Porque é que isto é importante?

O Phoenix é um dos muitos grandes projectos de TI do Governo do Canadá que não corresponderam às expectativas, juntamente com o projeto único de gestão de conteúdos web, o Projeto de correio eletrónico dos Serviços Partilhados do Canadá, e outros  Isto é dinheiro público que foi desperdiçado. Aparentemente, estas implementações custarão ao governo mais do que se o status quo fosse mantido. Este não é um bom presságio para futuros grandes projectos de TI no Governo do Canadá.
Alguns observadores pensam que os funcionários públicos têm demasiados direitos. Uma pessoa respondeu-me no twitter que devia haver muito menos empregados no Canadá.
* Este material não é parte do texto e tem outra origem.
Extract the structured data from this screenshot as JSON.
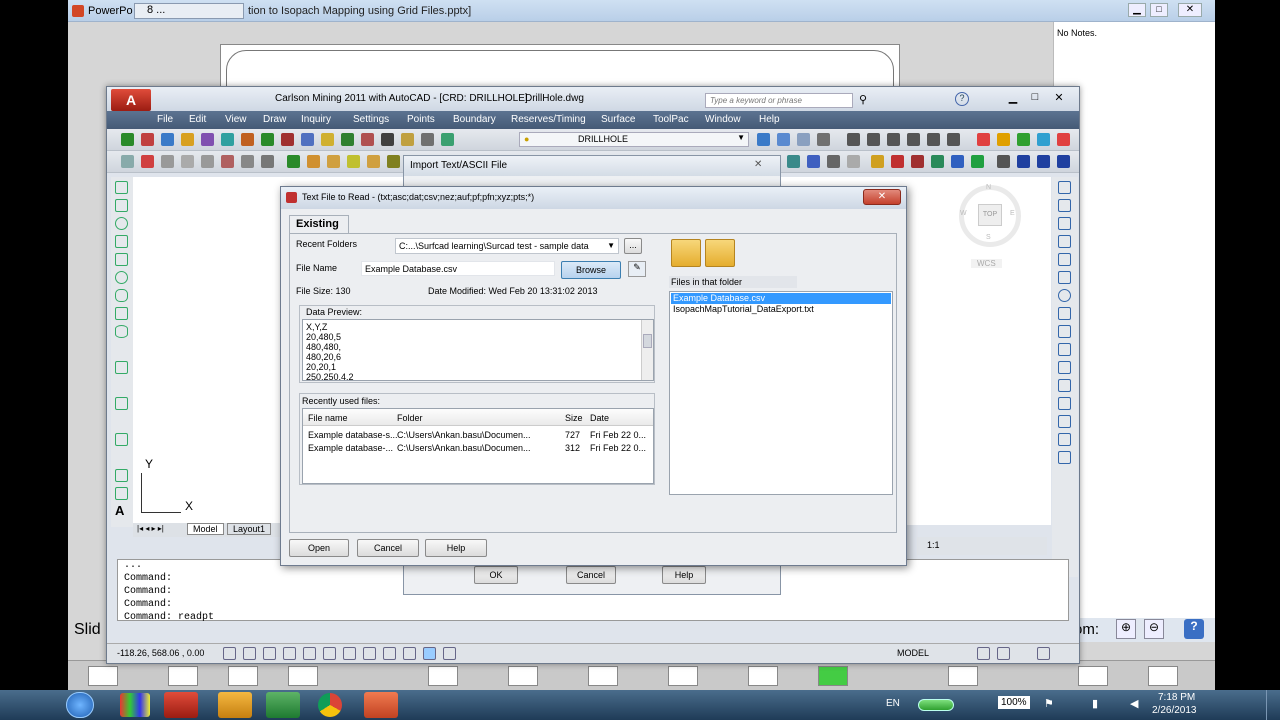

O seu ponto de vista parecia ser que os funcionários públicos que perdiam as suas casas, que não podiam pagar os medicamentos ou a educação, estavam a pedi-las. Parece haver uma falta de empatia fora da Região da Capital Nacional. Esta noção de burocratas improdutivos e sem nome é um mito. É verdade que os funcionários públicos canadianos têm bons planos de pensões, mas muitos ganham menos do que os seus homólogos do sector privado.
A minha observação é que os funcionários públicos passaram por ondas de redução de efectivos, de redução de direitos, de serviços partilhados e de externalização, de tal forma que seria difícil distinguir a qualidade e a eficiência do trabalho entre os sectores público e privado. É certo que há burocratas oficiosos no governo, mas também há muitos no sector privado. Empresas como a Blackberry e a Blockbuster cometeram erros cruciais.
Na administração pública, o rácio de pessoal orientado para uma missão é muito mais elevado do que no sector privado. A maior parte dos funcionários públicos que conheci estão lá para fazer uma diferença positiva. Este é um facto raramente referido. Deveria ser.